English
If f is a cycle, then the sign of f equals -(-1)^{|supp(f)|}, where supp(f) is the set of elements moved by f.
Русский
Пусть f — цикл; знак f равен -(-1)^{|Опора(f)|}, где Опора(f) — множество элементов, смещаемых f.
LaTeX
$$\( \operatorname{sign}(f) = -(-1)^{|\operatorname{supp}(f)|} \quad \text{when } f \text{ is a cycle}.$$
Lean4
theorem sign {f : Perm α} (hf : IsCycle f) : sign f = -(-1) ^ #f.support :=
let ⟨x, hx⟩ := hf
calc
Perm.sign f = Perm.sign (swap x (f x) * (swap x (f x) * f)) := by {
rw [← mul_assoc, mul_def, mul_def, swap_swap, trans_refl]
}
_ = -(-1) ^ #f.support :=
if h1 : f (f x) = x then
by
have h : swap x (f x) * f = 1 := by
simp only [mul_def, one_def]
rw [hf.eq_swap_of_apply_apply_eq_self hx.1 h1, swap_apply_left, swap_swap]

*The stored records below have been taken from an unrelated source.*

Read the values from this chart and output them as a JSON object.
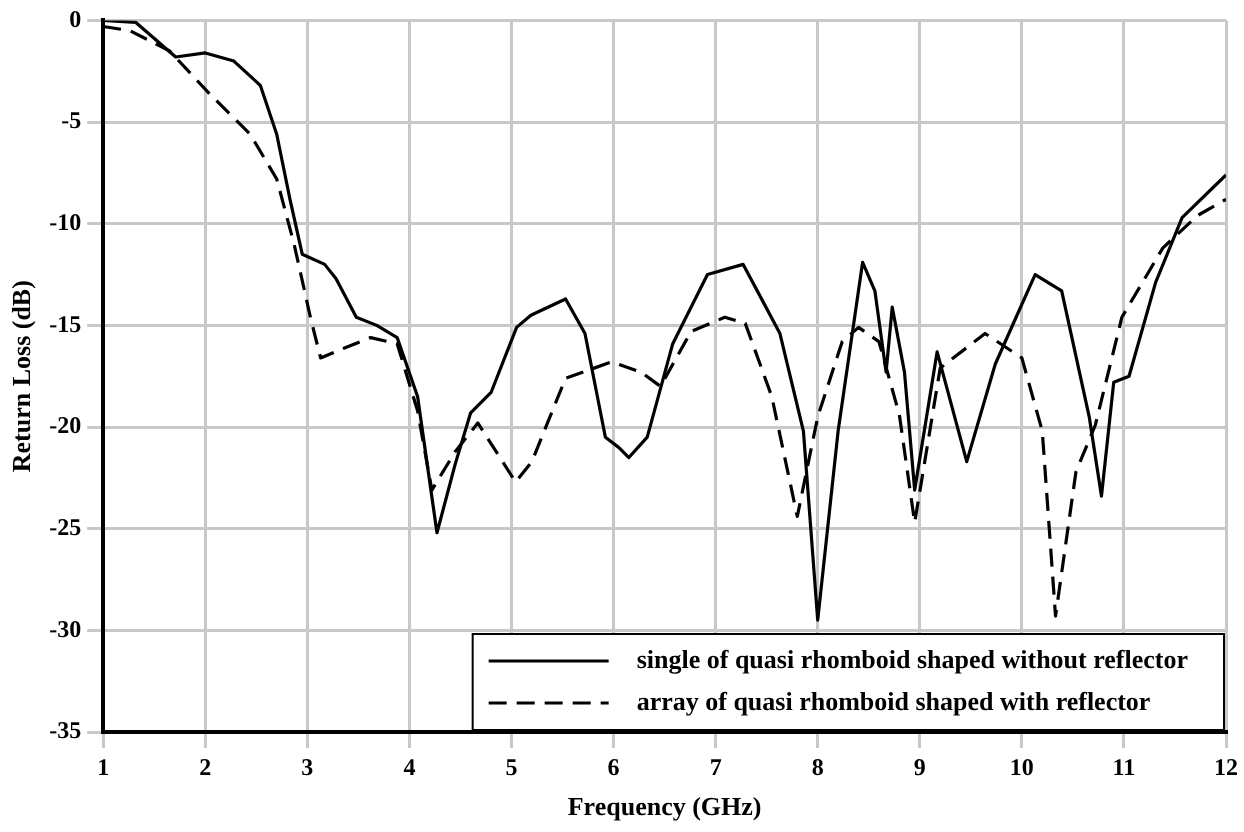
{
  "chart_data": {
    "type": "line",
    "xlabel": "Frequency (GHz)",
    "ylabel": "Return Loss (dB)",
    "xlim": [
      1,
      12
    ],
    "xticks": [
      1,
      2,
      3,
      4,
      5,
      6,
      7,
      8,
      9,
      10,
      11,
      12
    ],
    "ylim": [
      -35,
      0
    ],
    "yticks": [
      -35,
      -30,
      -25,
      -20,
      -15,
      -10,
      -5,
      0
    ],
    "grid": true,
    "legend": "bottom right",
    "marker": "none",
    "series": [
      {
        "name": "single of quasi rhomboid shaped without reflector",
        "color": "#000000",
        "line_style": "solid",
        "x": [
          1.0,
          1.32,
          1.71,
          2.0,
          2.28,
          2.54,
          2.7,
          2.83,
          2.95,
          3.17,
          3.28,
          3.48,
          3.68,
          3.88,
          4.08,
          4.27,
          4.45,
          4.6,
          4.8,
          5.05,
          5.19,
          5.53,
          5.72,
          5.92,
          6.05,
          6.15,
          6.33,
          6.58,
          6.92,
          7.27,
          7.63,
          7.86,
          8.0,
          8.2,
          8.44,
          8.56,
          8.67,
          8.73,
          8.85,
          8.95,
          9.17,
          9.46,
          9.74,
          10.13,
          10.39,
          10.66,
          10.78,
          10.9,
          11.05,
          11.31,
          11.57,
          12.0
        ],
        "values": [
          0,
          -0.1,
          -1.8,
          -1.6,
          -2.0,
          -3.2,
          -5.6,
          -8.8,
          -11.5,
          -12.0,
          -12.7,
          -14.6,
          -15.0,
          -15.6,
          -18.5,
          -25.2,
          -21.8,
          -19.3,
          -18.3,
          -15.1,
          -14.5,
          -13.7,
          -15.4,
          -20.5,
          -21.0,
          -21.5,
          -20.5,
          -15.9,
          -12.5,
          -12.0,
          -15.4,
          -20.2,
          -29.5,
          -20.2,
          -11.9,
          -13.3,
          -17.3,
          -14.1,
          -17.3,
          -23.1,
          -16.3,
          -21.7,
          -16.9,
          -12.5,
          -13.3,
          -19.5,
          -23.4,
          -17.8,
          -17.5,
          -12.9,
          -9.7,
          -7.6
        ]
      },
      {
        "name": "array of quasi rhomboid shaped with reflector",
        "color": "#000000",
        "line_style": "dashed",
        "x": [
          1.0,
          1.26,
          1.65,
          2.04,
          2.44,
          2.7,
          2.87,
          3.03,
          3.13,
          3.37,
          3.62,
          3.88,
          4.08,
          4.22,
          4.45,
          4.67,
          5.04,
          5.2,
          5.53,
          5.98,
          6.27,
          6.46,
          6.76,
          7.09,
          7.29,
          7.55,
          7.8,
          8.0,
          8.24,
          8.4,
          8.6,
          8.8,
          8.95,
          9.2,
          9.64,
          10.0,
          10.2,
          10.33,
          10.53,
          10.72,
          10.98,
          11.38,
          11.72,
          12.0
        ],
        "values": [
          -0.3,
          -0.5,
          -1.5,
          -3.6,
          -5.6,
          -7.8,
          -11.0,
          -14.6,
          -16.6,
          -16.1,
          -15.6,
          -15.9,
          -19.2,
          -23.1,
          -21.2,
          -19.8,
          -22.7,
          -21.7,
          -17.6,
          -16.8,
          -17.3,
          -18.0,
          -15.3,
          -14.6,
          -14.9,
          -18.5,
          -24.4,
          -19.5,
          -15.8,
          -15.1,
          -15.8,
          -19.4,
          -24.7,
          -17.1,
          -15.4,
          -16.6,
          -20.2,
          -29.3,
          -22.2,
          -19.9,
          -14.6,
          -11.2,
          -9.6,
          -8.8
        ]
      }
    ]
  }
}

rw [sign_mul, sign_swap hx.1.symm, h, sign_one, hf.eq_swap_of_apply_apply_eq_self hx.1 h1,
card_support_swap hx.1.symm]
rfl
else
by
have h : #(swap x (f x) * f).support + 1 = #f.support := by
rw [← insert_erase (mem_support.2 hx.1), support_swap_mul_eq _ _ h1, card_insert_of_notMem (notMem_erase _ _),
sdiff_singleton_eq_erase]
rw [sign_mul, sign_swap hx.1.symm, (hf.swap_mul hx.1 h1).sign, ← h]
simp only [mul_neg, neg_mul, one_mul, neg_neg, pow_add, pow_one, mul_one]
termination_by #f.support